Thursday, November 29, 2018

My Testimony... Part 1

God is faithful. God is just. God is merciful. God's grace is sufficient. We are made in the image of God. We are filled with God's righteousness. God's love is never ending. God's love is overwhelming. God's love is reckless.

If you had told me those things when I was 16, I would have laughed in your face. To me this is how I saw it:

God didn't love me. God didn't want me. God saw me unworthy. Was there even a God? if so where had he been my entire life? Why did he let all this bad stuff happen to me? Why didn't he protect me? If I am a child of God, how could he allow such monsterous things to happen to me, his child. But, then again my own parents abused me day in and day out, so maybe thats how children were supposed to be treated, even a child of God....

Fast forward a year later, at seventeen. I was done. Life was too hard. Nothing ever worked out. No family. No friends. No reason to keep on. No one was going to miss me. The life I had lived was not a life worthy of celebrating. The abuse, the loneliness, the depression, the brokenness had finally won me over. I was ready to end my life. I TRIED to end my life. Laying on the ground in the bathroom, crying, pleading, absolutely beyond devastated, ready to end the suffering, the pain, the hurt, I heard a voice. I knew it was not my voice, nor was it a voice I had ever heard before. I heard it, quiet and booming all at the same time. I heard it and the voice said to me "my child, I have never abandoned you nor failed you." Instantly I knew it was him. This God everyone talked about. I knew it, and all of a sudden my life played in my head, all the times I should have been dead, all the times I was hurt, lonely, scared, sad. There was something different though when I replayed those times. I wasn't alone. I saw god's arms around me. He heald me through all the abuse. He cried for my pain as much as I cried for my pain. He was there. Through all of it. He did protect me. He never left me. He protected his child, the best he could. That day changed my life forever.

Now I'm not going to tell you that something magical happened that day. Yes my life changed, but It would be years before I truly surrendered to God.

I had been in and out of church seemingly my entire life. Through every foster home. I heard the word, but I never really believed the word. My entire childhood and early adult years were spent in survival mode. I didn't have time I guess to believe in something so good, when all I saw were things so bad.

Backstory: At the age of 21 I found my biological father. After not seeing or hearing from him for a very long time. My entire being wanted to forgive him for all his wrong doings. But my heart just couldn't. It was too shattered. There had been too much damage done. But, I wanted a relationship with him, I wanted to see if things had truly changed. I wanted to feel the love a father is supposed to have for his daughter. I needed the relationship. Craved the relationship. So I let by gones be by gones and opened myself up to the possibility that this could work. My father and I eventually ended up getting an apartment together with his girlfriend. and my two brothers coming in and out. Things seemed great. BUT there was one problem. My father was still using drugs, and selling drugs. Things hadn't changed as much as he would have liked me to believe.

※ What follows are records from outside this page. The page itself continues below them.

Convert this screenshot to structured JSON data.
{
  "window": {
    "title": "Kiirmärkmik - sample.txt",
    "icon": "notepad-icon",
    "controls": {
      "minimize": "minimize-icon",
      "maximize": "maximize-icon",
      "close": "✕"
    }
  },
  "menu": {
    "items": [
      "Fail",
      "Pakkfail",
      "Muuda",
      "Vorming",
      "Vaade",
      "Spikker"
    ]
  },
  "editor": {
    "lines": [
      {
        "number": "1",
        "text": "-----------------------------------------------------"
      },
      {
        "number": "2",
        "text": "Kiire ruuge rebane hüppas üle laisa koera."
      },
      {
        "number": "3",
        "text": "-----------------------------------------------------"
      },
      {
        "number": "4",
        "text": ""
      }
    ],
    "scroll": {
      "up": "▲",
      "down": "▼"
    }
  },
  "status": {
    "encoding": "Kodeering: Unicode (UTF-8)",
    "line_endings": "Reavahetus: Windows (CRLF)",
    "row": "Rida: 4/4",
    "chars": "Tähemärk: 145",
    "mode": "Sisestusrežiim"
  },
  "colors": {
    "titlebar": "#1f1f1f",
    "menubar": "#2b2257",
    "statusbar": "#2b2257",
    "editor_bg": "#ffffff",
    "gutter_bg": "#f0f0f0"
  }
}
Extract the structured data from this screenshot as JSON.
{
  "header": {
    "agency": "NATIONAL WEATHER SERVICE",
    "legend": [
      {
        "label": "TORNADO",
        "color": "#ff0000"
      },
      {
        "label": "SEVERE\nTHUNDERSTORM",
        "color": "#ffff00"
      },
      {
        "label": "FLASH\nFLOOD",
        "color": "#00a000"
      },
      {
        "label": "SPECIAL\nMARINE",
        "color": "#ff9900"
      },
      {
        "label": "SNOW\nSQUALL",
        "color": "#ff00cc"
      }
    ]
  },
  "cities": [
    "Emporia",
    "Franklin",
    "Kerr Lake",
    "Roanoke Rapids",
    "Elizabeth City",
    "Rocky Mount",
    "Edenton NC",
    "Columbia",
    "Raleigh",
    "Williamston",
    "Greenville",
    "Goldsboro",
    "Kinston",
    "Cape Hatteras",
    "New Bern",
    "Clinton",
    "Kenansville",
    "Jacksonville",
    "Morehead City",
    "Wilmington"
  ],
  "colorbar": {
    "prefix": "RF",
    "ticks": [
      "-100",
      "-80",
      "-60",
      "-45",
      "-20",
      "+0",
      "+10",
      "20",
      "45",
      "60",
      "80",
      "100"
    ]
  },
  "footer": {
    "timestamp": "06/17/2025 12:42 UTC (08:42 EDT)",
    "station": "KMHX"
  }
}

A few years of back and forth with him and his drug addicting ways, I had to make a change. I found myself feeling the same kind of things I felt as a kid. I needed to run. Fast. Far. I needed to get out of there if I ever wanted a chance at a normal life. BUT, here was the problem. Everything I had was wrapped up in that house. My money, my car. I lost a really good job because I couldn't get to work. I started working with my dad's girlfriend Dawn at a Thrift Store owned by the church she attended sometimes. No car, because I lost it too. Walking to work. Barely making ends meet. Sometimes there was no food in the house. How could I be going backwards in life? I dealt with this as a kid. Things were supposed to have been different. But they weren't. It finally came to a point where I needed to leave. So I did. Where was I going? I had no clue because I had no where to go. But I had to leave, and so I did. I slept at the Thrift Store for a few nights. By this time I had slowly started going to the church that owned the thrift store.  My sister and one-year-old nephew would come with me sometimes. I met a lot of great people there. Well, because I was in this certain situation and had nowhere to go, one of the members of the church offered to let me stay in their motor home in the back driveway of the church for a few months until I could figure out what to do. That is how this story of redemtion begins.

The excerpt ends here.